Dave Bailey

The sun has not yet set on this debate

It is clear why Oracle is keen to retain MySQL ­- and why the EU seems just as keen on quashing the deal for the sake of competitiveness

Written by Dave Bailey

Small businesses contribute more than half the overall turnover of UK companies. The reason Oracle wants to hold onto MySQL is right there

 

Anybody who sat through the 86-minute YouTube video of Sun Microsystems’ former president, Ed Zander, grilling Oracle chief executive Larry Ellison at the Churchill Club in Silicon Valley, will be under no illusions that Oracle does not want to spin off the open-source database MySQL if its acquisition of Sun goes ahead.

Zander asks: “If [the European Union] asked you to spin it off, would you?”
“No,” answers Ellison.

“If they told you to spin it off, would you?” adds Zander.

“No. We’re not going to spin it off,” states Ellison categorically.

Look at the determination on Ellison’s face at 33 minutes 17 seconds into the video ­ he’s deadly serious, although he was careful not to put the boot into the EU competition team that is running a fine-tooth comb over the Sun deal.

The EU investigation, according to Ellison, is costing struggling Sun $100m (£61m) a month, and with the deadline for the EU’s musings set for January 2010, it could result in half a billion dollars of Sun’s cash disappearing down the drain.

Of course, there is steam coming out of Oracle’s ears at a non-US body having the temerity to put the boot into its plans for world domination. But given the size of the European market, lip-biting for acquisitive vendors is turning into a fine art.

As one of the big four IT vendors, and the biggest in database technology, why would Oracle take over Sun and then decide to spin off MySQL? Because, make no mistake, even though in the YouTube clip Ellison said Oracle and MySQL never compete, MySQL was always a threat to Oracle.

Why? Well, check out the last statistics from the Department for Business, Innovation and Skills, which shows that small businesses contribute more than half the overall turnover, and nearly 60 per cent of the employees, of UK companies. I don’t know the equivalent statistics for the US, but the reason Oracle wants to hold onto MySQL is right there.

MySQL is normally deployed by smaller firms. If Oracle owns MySQL, when growing companies move into the large enterprise category through expansion, what better way to increase Oracle use than to offer an upgrade from MySQL?

And there is another reason. Imagine the people at MySQL saying one day: “We have a lot of market share among small businesses. Why don’t we put in some big tweaks and see if we can expand into the large enterprise market?”

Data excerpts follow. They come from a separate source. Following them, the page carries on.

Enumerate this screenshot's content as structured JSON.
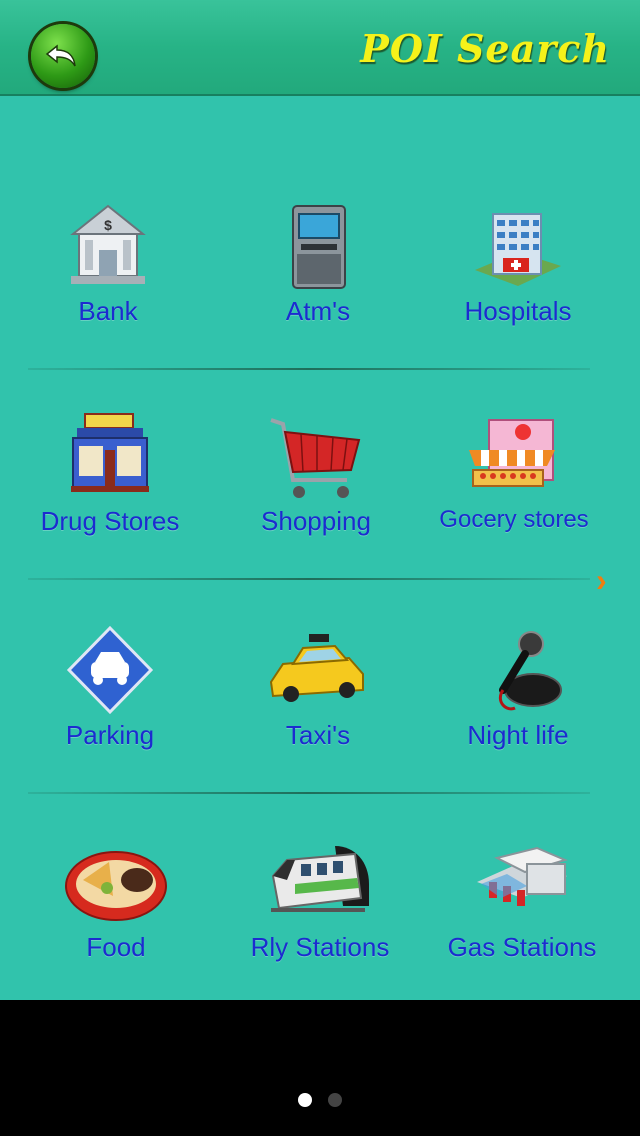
{
  "header": {
    "title": "POI Search",
    "back_icon": "back-arrow-icon"
  },
  "categories": [
    {
      "label": "Bank",
      "icon": "bank-icon"
    },
    {
      "label": "Atm's",
      "icon": "atm-icon"
    },
    {
      "label": "Hospitals",
      "icon": "hospital-icon"
    },
    {
      "label": "Drug Stores",
      "icon": "drug-store-icon"
    },
    {
      "label": "Shopping",
      "icon": "shopping-cart-icon"
    },
    {
      "label": "Gocery stores",
      "icon": "grocery-store-icon"
    },
    {
      "label": "Parking",
      "icon": "parking-icon"
    },
    {
      "label": "Taxi's",
      "icon": "taxi-icon"
    },
    {
      "label": "Night life",
      "icon": "microphone-icon"
    },
    {
      "label": "Food",
      "icon": "food-plate-icon"
    },
    {
      "label": "Rly Stations",
      "icon": "train-icon"
    },
    {
      "label": "Gas Stations",
      "icon": "gas-station-icon"
    }
  ],
  "pager": {
    "pages": 2,
    "current": 1,
    "next_icon": "chevron-right-icon"
  },
  "colors": {
    "background": "#31c3ac",
    "label": "#1c2bd0",
    "title": "#f5f21a"
  }
}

Given the expertise of the open-source community, such tweaks would not be that difficult to develop, and that would make MySQL a threat not just to Oracle but to other vendors of top-end database systems. That would make a lot more competition in the market and could even lead to competing vendors reducing their prices.

So what will the EU regulators decide? If Oracle gets its tentacles around MySQL, which is probably the premier open-source database, it could reduce competition in the technology market. That is what the EU regulators want to avoid, and why they have previously applied hefty fines to US giants such as Intel and Microsoft for anti-competitive behaviour.

I suspect the EU will try to force the issue and approve the acquisition, but on the condition that Oracle spins off MySQL. Ellison would not take such a decision lightly, so expect more fireworks to come.